Wednesday, December 22, 2010

Imagine a Less Political Lennon

Daniel J. Flynn offers another perspective on John Lennon:

After stumbling through a haze of drugs and alcohol in the 1970s, a sober Lennon returned to wife Yoko Ono, finally succeeded in starting a family with her, and lived the quiet life of a "househusband" from 1975 to 1980. Fatherhood the first time around had eluded the essentially fatherless Lennon. Removed from Beatlemania hysteria, Lennon had been for son Sean what he hadn't been for son Julian: a dad.

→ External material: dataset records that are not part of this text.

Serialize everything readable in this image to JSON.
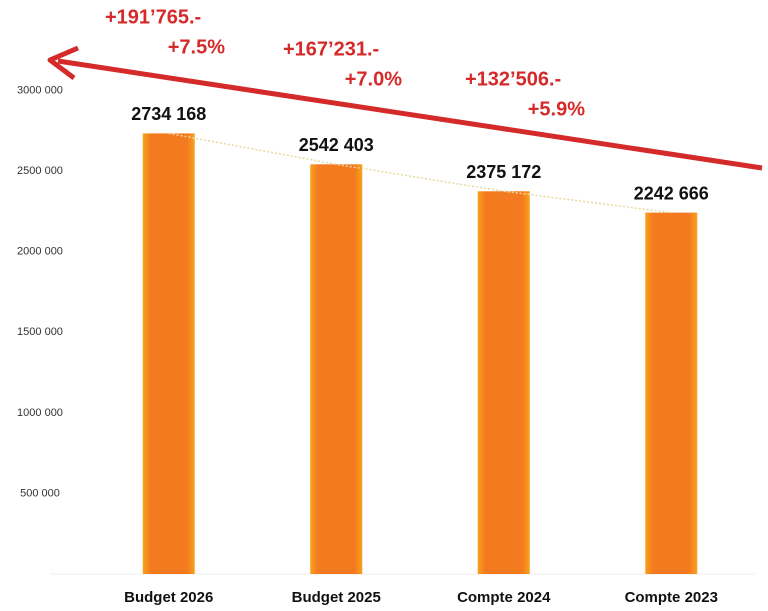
{
  "chart_data": {
    "type": "bar",
    "categories": [
      "Budget 2026",
      "Budget 2025",
      "Compte 2024",
      "Compte 2023"
    ],
    "values": [
      2734168,
      2542403,
      2375172,
      2242666
    ],
    "value_labels": [
      "2734 168",
      "2542 403",
      "2375 172",
      "2242 666"
    ],
    "color": "#f47a20",
    "ylim": [
      0,
      3500000
    ],
    "yticks": [
      {
        "value": 500000,
        "label": "500 000"
      },
      {
        "value": 1000000,
        "label": "1000 000"
      },
      {
        "value": 1500000,
        "label": "1500 000"
      },
      {
        "value": 2000000,
        "label": "2000 000"
      },
      {
        "value": 2500000,
        "label": "2500 000"
      },
      {
        "value": 3000000,
        "label": "3000 000"
      }
    ],
    "annotations": [
      {
        "amount": "+191’765.-",
        "percent": "+7.5%"
      },
      {
        "amount": "+167’231.-",
        "percent": "+7.0%"
      },
      {
        "amount": "+132’506.-",
        "percent": "+5.9%"
      }
    ],
    "annotation_color": "#d42a2a"
  }
}
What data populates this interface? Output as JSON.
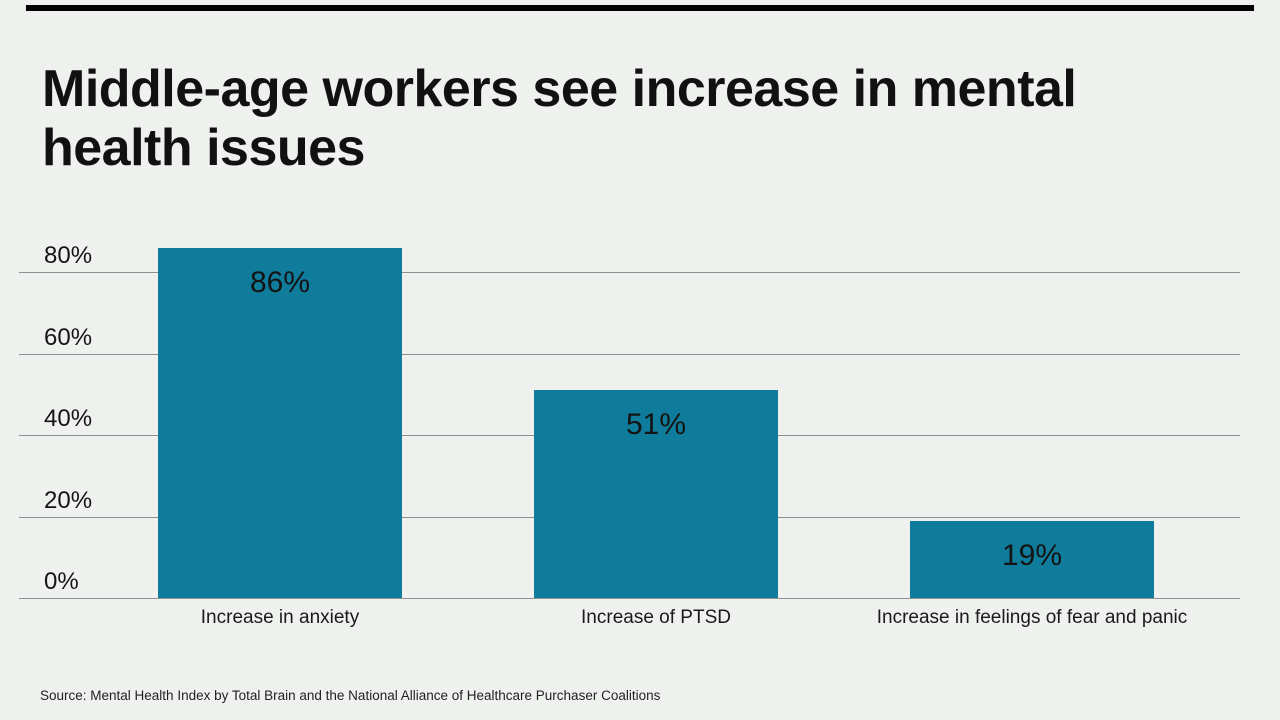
{
  "page": {
    "background_color": "#eff1ef",
    "top_rule_color": "#000000"
  },
  "title": {
    "full": "Middle-age workers see increase in mental health issues",
    "line1": "Middle-age workers see increase in mental",
    "line2": "health issues"
  },
  "chart_data": {
    "type": "bar",
    "title": "Middle-age workers see increase in mental health issues",
    "categories": [
      "Increase in anxiety",
      "Increase of PTSD",
      "Increase in feelings of fear and panic"
    ],
    "values": [
      86,
      51,
      19
    ],
    "value_labels": [
      "86%",
      "51%",
      "19%"
    ],
    "yticks": [
      0,
      20,
      40,
      60,
      80
    ],
    "ytick_labels": [
      "0%",
      "20%",
      "40%",
      "60%",
      "80%"
    ],
    "ylim": [
      0,
      88
    ],
    "grid": true,
    "legend": "none",
    "bar_color": "#0f7c9b",
    "gridline_color": "#8d9291",
    "xlabel": "",
    "ylabel": ""
  },
  "source": {
    "text": "Source: Mental Health Index by Total Brain and the National Alliance of Healthcare Purchaser Coalitions"
  }
}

His musical comeback owed as much to the comeback of his personal life as it had to his renewed focus on rock 'n' roll to the exclusion of politics and drugs. Politics, Lennon concluded, had "almost ruined" his music. "It became journalism and not poetry. And I basically feel that I'm a poet -- even if it does go ba-deeble, eedle, eedle, it, de-deedle, deedle, it." That politicized John Lennon -- holding bed-ins for peace, singing for marijuana offender John Sinclair, featuring activists Bobby Seale, Ralph Nader, and Jerry Rubin on The Mike Douglas Show during a guest-hosting stint -- coincided with the chemicalized John Lennon. The stringy-haired beardo rhapsodizing about imagining no religion was John Lennon. But so too was the leather-clad child of the fifties belting out a stripped-down cover of "Stand By Me."